Demikian pula, kata Edu, evaluasi terhadap oligarkisme dalam tubuh parpol-parpol harus pada apa yang disebutnya sebagai duitisme.
Istilah ini diambil Edu dari dua kata; duit (uang koin tembaga zaman Belanda), dan isme yang dalam kasus ini diartikan sebagai kecanduan, ketergantungan dan gaya hidup.
Sama seperti definisi alkoholisme dalam dunia kesehatan, yakni kecanduan atau ketergantungan pada alkohol yang menyebabkan kerusakan terhadap seluruh jejaring sel tubuh bagi si pecandu.

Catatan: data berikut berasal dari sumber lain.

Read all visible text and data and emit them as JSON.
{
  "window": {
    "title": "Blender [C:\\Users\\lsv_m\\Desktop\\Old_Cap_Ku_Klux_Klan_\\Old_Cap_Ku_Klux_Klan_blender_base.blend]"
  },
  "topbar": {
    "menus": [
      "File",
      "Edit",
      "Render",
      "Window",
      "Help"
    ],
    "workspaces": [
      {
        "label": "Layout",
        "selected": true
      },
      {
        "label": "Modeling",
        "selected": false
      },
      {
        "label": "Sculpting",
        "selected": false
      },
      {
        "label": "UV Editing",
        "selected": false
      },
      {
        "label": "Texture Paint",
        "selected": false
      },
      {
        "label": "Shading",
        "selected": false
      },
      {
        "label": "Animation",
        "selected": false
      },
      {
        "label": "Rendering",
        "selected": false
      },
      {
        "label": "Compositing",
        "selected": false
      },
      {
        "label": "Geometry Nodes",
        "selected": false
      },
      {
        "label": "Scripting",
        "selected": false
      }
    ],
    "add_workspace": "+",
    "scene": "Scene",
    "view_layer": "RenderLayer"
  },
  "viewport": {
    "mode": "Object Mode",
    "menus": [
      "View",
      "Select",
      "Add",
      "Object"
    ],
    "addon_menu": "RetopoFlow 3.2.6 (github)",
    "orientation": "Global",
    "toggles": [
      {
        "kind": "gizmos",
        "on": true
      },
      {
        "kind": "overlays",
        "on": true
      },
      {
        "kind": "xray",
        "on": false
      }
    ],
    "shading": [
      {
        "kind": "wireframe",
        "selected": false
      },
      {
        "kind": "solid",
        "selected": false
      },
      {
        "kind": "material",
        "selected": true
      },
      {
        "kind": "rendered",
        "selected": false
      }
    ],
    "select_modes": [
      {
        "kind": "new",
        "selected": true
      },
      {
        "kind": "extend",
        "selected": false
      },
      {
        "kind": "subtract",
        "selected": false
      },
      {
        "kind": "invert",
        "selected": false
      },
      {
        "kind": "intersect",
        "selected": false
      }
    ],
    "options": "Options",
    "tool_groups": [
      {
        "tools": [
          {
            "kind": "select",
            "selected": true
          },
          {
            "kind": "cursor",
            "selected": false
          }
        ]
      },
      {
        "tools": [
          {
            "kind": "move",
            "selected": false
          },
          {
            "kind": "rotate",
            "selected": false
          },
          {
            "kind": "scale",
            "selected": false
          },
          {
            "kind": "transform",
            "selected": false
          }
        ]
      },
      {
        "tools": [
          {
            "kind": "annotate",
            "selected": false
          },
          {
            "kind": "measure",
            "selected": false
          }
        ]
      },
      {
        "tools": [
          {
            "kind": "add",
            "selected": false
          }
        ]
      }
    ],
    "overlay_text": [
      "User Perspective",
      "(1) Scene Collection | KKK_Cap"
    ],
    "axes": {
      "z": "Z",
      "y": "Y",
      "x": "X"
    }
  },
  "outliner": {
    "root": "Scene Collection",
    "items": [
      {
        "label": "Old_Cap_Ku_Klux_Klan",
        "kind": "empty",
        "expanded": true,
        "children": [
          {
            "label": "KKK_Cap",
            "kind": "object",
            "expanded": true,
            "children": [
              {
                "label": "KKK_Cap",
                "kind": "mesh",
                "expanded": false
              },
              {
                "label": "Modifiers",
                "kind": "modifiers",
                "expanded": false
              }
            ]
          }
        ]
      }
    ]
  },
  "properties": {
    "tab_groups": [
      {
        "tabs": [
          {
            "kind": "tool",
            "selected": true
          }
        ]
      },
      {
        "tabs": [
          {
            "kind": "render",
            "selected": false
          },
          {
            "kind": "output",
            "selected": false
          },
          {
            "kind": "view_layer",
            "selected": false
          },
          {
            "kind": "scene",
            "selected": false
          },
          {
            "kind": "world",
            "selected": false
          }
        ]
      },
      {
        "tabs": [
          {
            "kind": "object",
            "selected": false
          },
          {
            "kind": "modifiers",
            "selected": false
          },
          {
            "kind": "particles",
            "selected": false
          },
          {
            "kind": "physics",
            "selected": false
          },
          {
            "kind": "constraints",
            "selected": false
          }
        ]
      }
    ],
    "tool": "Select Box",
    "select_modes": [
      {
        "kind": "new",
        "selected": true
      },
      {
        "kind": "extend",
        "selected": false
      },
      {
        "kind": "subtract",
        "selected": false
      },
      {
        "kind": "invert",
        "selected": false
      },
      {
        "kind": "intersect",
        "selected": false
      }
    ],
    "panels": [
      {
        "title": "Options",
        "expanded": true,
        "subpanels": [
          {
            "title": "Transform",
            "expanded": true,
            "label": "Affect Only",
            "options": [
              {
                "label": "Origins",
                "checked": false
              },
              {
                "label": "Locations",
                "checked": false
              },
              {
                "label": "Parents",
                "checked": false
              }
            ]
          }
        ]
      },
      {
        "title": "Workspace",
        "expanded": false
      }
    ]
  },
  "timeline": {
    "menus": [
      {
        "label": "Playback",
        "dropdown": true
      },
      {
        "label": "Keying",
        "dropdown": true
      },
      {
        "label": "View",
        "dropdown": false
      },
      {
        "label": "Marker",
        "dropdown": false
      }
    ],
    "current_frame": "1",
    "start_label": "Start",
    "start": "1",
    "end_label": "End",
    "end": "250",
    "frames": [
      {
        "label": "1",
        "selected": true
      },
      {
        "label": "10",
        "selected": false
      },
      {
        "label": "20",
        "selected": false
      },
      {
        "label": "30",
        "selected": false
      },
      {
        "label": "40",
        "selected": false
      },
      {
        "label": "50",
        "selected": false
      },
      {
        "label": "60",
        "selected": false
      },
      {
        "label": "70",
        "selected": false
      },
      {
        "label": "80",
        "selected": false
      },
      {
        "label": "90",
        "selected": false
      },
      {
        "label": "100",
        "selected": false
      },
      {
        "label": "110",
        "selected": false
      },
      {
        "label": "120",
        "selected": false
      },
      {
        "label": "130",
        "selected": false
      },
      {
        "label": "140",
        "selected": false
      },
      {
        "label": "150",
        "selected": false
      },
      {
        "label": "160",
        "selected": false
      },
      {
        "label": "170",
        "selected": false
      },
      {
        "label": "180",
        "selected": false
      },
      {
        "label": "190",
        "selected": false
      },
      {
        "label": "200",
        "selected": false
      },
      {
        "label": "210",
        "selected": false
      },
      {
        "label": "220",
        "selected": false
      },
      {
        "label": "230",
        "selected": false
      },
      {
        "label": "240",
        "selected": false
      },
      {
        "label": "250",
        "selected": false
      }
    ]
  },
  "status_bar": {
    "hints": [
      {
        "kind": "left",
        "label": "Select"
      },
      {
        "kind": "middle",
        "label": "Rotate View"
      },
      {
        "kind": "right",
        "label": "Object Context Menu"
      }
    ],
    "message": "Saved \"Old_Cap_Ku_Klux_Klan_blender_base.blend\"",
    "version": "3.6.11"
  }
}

“Duitisme parpol-parpol, dengan demikian, dimaknai sebagai kondisi kecanduan atau ketergantungan pada uang yang menggerogoti kesehatan partai-partai secara khusus, dan merusak negara secara umum,” jelasnya melalui keterangan tertulis yang diterima Parboaboa, Senin, (23/04/2024).
Lebih lanjut ia menjelaskan bahwa Duitisme parpol menganakkan korupsisme; gaya hidup korup politisi, tak hanya materi tetapi juga bermental korup.
Adapun hulu dari persoalan ini adalah metamorfosa watak partai politik (political party) menjadi perpol (perusahaan politik) (political enterprise).
Termin perpol ini, dibuat Edu, guna menunjukkan watak komersial dan transaksional partai. Perubahannya menjadi perpol menandai perubahannya menjadi entitas komersial.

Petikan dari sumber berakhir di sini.